34. The failure to notify Sherwin-Williams after EPA inspected the drum site in 1985 has prevented Sherwin-Williams from conducting its own investigation into the problem. If Sherwin-Williams had been given the opportunity to conduct an on-site inspection, it would have been in a better position to analyze the hazardous materials and gather information concerning any markings on the containers.
35. Finally, the passage of time has diminished Sherwin-Williams' opportunity to present an adequate defense. Since all of the illegal dumping occurred before 1969, Sherwin-Williams has been restricted in its ability to retrieve its records or interview any employees who may have been involved in disposing of its waste materials.
Conclusions of Law
1. In order to prevail, the plaintiff must provide an excuse for the delay in bringing this action.

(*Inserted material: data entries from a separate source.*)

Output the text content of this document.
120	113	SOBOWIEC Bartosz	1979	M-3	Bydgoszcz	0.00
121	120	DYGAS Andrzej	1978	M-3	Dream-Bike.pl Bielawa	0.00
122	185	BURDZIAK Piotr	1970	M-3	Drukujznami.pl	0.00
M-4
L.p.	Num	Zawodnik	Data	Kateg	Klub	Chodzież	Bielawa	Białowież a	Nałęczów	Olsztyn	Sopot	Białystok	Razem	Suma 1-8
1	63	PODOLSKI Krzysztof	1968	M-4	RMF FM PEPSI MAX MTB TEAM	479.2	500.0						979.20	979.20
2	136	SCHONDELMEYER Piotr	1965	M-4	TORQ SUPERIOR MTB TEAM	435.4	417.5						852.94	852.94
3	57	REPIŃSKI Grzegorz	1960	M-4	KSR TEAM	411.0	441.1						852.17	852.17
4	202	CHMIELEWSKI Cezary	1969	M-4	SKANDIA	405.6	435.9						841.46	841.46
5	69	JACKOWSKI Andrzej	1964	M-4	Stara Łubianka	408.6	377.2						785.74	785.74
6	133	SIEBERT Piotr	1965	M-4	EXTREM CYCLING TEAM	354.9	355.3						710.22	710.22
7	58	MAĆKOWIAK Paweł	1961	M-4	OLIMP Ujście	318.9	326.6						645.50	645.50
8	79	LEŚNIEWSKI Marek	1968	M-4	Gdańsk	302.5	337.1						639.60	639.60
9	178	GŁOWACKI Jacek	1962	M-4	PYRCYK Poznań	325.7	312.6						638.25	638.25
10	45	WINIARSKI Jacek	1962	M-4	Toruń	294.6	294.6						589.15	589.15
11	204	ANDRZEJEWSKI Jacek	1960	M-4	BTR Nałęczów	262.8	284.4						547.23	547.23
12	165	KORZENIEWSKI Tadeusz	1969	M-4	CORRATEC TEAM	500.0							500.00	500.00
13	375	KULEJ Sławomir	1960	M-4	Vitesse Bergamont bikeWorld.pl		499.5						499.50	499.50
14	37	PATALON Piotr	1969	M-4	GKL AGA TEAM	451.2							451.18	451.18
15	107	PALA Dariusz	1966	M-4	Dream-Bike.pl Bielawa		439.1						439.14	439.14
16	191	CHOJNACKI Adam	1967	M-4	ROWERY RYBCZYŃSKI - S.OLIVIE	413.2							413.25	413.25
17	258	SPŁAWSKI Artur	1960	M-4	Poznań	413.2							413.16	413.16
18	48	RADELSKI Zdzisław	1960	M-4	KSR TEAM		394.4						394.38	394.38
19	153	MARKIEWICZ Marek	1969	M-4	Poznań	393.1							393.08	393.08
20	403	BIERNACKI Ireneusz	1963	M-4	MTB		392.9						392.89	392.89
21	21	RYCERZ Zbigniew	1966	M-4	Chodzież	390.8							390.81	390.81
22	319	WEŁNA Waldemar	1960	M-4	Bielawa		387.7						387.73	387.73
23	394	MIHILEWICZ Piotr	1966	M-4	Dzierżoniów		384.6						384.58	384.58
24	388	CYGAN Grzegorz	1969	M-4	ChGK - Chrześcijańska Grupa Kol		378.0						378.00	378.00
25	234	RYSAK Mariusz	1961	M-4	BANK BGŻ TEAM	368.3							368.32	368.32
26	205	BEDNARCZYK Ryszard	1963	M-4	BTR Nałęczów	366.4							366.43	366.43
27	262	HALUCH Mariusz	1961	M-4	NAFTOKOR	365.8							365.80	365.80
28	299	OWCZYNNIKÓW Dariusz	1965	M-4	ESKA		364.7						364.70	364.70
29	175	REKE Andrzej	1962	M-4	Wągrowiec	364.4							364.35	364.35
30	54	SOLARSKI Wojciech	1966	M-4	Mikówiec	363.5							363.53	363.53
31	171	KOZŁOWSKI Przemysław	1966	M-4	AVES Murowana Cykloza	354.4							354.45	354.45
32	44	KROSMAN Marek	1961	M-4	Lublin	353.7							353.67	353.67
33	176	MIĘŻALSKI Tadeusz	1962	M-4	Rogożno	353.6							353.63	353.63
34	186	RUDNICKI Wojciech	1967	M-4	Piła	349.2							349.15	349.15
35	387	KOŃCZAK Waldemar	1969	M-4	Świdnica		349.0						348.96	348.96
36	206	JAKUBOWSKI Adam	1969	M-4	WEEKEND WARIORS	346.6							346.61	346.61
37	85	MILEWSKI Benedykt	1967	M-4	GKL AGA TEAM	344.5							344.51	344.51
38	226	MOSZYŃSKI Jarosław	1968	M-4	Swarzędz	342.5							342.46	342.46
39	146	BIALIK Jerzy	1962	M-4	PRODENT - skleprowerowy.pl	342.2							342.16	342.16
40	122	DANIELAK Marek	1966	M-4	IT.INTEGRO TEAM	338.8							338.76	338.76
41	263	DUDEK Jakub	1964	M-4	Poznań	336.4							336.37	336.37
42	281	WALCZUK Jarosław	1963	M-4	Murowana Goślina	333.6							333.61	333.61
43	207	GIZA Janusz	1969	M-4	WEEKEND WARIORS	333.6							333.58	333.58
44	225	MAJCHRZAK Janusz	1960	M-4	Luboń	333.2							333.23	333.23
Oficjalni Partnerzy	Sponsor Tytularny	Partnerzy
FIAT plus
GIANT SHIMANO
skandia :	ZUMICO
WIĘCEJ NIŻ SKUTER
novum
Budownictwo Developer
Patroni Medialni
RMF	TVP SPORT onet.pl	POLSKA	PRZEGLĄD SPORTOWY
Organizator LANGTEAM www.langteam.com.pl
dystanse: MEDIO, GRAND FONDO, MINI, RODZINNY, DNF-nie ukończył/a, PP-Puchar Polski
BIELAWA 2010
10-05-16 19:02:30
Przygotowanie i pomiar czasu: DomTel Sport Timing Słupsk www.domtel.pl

2. The defendant must establish that it suffered prejudice due to the plaintiff's delay in bringing suit.
3. In the instant case, Munster has failed to provide any excuse for the delay in bringing this action. It knew or should have known of the drum site as early as 1969.
4. Sherwin-Williams has established that it has suffered prejudice from the delay. The various drums and containers have deteriorated making it difficult to identify which drums and containers belonged to Sherwin-Williams. In addition, Munster failed to identify which hazardous substances came from Sherwin-Williams' containers or drums. Finally, the passage of time has decreased Sherwin-Williams' opportunity to formulate a defense.
5. Since Munster has failed to provide an excuse for its delay and since Sherwin-Williams has suffered prejudice, the doctrine of laches applies to bar this action. Sherwin-Williams is entitled to judgment against Munster.
For the foregoing reasons, the Clerk is ORDERED to enter judgment in favor of the defendant, Sherwin-Williams Company, Inc., and against the plaintiff, the Town of Munster.